Document review for litigation: One size does not fit all
In the Wild West of e-Discovery, practitioners and vendors frequently speak of “document review” as if it were a monolithic proposition. Implicit in their debates over cost and efficacy is a notion that one size fits every review.
In reality, every litigation or investigation has different objectives, budgets, and risk tolerances. Within any particular matter, moreover, there are different tasks to be accomplished. At the most basic level, litigants typically need to respond to demands for production. They need to collect data, remove content that is out of scope or otherwise patently non-responsive, and vet the remaining documents for responsiveness, privilege, and (sometimes) confidentiality.
But even within this production activity, choices abound. If the adversary’s claims are well-founded, and key evidence likely resides in the data, document review will need to be meticulous and exhaustive. If the demand is mostly a compliance burden, as in a third-party subpoena addressing topics that are not sensitive to the client, the review can probably be more cursory (if not bypassed altogether). And there are many gradations between these two poles.
In cases where the documents can really affect the merits, it is worth considering whether counsel should marry the review for production with a rigorous check for relevance. Relevance, as distinguished from “responsiveness,” speaks to the significance of a document to the issues of the case. One should expect the relevant subset to constitute a fraction of the collection subject to production. Ultimately, trial lawyers only need a handful of the relevant documents to frame a line of questions in deposition or to bolster their arguments for motion practice.

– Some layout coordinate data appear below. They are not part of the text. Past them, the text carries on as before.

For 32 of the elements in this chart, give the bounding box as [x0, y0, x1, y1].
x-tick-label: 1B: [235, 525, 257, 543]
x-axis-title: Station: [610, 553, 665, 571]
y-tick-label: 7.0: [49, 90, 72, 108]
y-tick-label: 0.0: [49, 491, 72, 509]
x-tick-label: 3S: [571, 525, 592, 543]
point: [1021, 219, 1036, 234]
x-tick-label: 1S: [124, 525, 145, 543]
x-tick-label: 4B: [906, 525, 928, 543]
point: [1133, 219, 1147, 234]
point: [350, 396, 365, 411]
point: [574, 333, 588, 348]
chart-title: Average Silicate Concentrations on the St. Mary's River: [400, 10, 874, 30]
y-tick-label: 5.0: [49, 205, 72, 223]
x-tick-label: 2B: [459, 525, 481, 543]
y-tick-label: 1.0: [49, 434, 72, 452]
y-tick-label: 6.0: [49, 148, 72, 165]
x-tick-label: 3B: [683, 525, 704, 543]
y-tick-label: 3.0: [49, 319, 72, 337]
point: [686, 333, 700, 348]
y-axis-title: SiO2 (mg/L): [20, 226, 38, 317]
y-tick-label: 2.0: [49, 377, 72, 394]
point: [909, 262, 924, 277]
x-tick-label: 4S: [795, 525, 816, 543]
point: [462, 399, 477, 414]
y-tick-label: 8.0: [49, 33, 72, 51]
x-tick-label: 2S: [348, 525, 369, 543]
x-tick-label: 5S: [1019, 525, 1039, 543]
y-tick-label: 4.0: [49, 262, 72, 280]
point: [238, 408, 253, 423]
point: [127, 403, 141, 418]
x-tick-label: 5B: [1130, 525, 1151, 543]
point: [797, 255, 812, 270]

But how does a review process effectively bring relevant documents to the surface for analysis and case preparation? Under traditional approaches, lawyers manually check each document in a collection. Once that check occurs, it is very time consuming and expensive to go back and “re-review” a document. So if the trial team wants to flag relevance along with responsiveness, it needs to load up the reviewers with multiple assignments, asking them to answer more nuanced questions even as they are trying to vet a document for responsiveness. Commonly known as “issue coding,” this practice has many shortcomings, not the least of which is the suspect quality of work product. After all, how reasonable is it to expect that a reviewer, laboring for hours on end at a workstation, will reliably and consistently assess each document for five, ten, or even twenty substantive issues?
Technology-assisted review, if executed properly, can change this paradigm. Because of its economy and scalability, technology assisted case preparation research can accompany technology assisted review for production, allowing litigants to get the best of both worlds without compromising the efficacy of either. It may be that the trial team still wants to categorize the collection by issues. Perhaps they need a flexible, organized repository for complex trial preparation activities which they cannot define at the time of document production. In many, if not most cases, however, technology assisted review can obviate the need for issue coding. It can generate results that are more targeted to the specific depositions or trial activities at hand, so that lawyers obtain just the documents they need at just the right time.
In any event, no longer do litigants need to force their document discovery needs into a single pre-conceived workflow. Every case is different, and with the right expertise, clients can tailor their approach to make the most of their discovery budgets.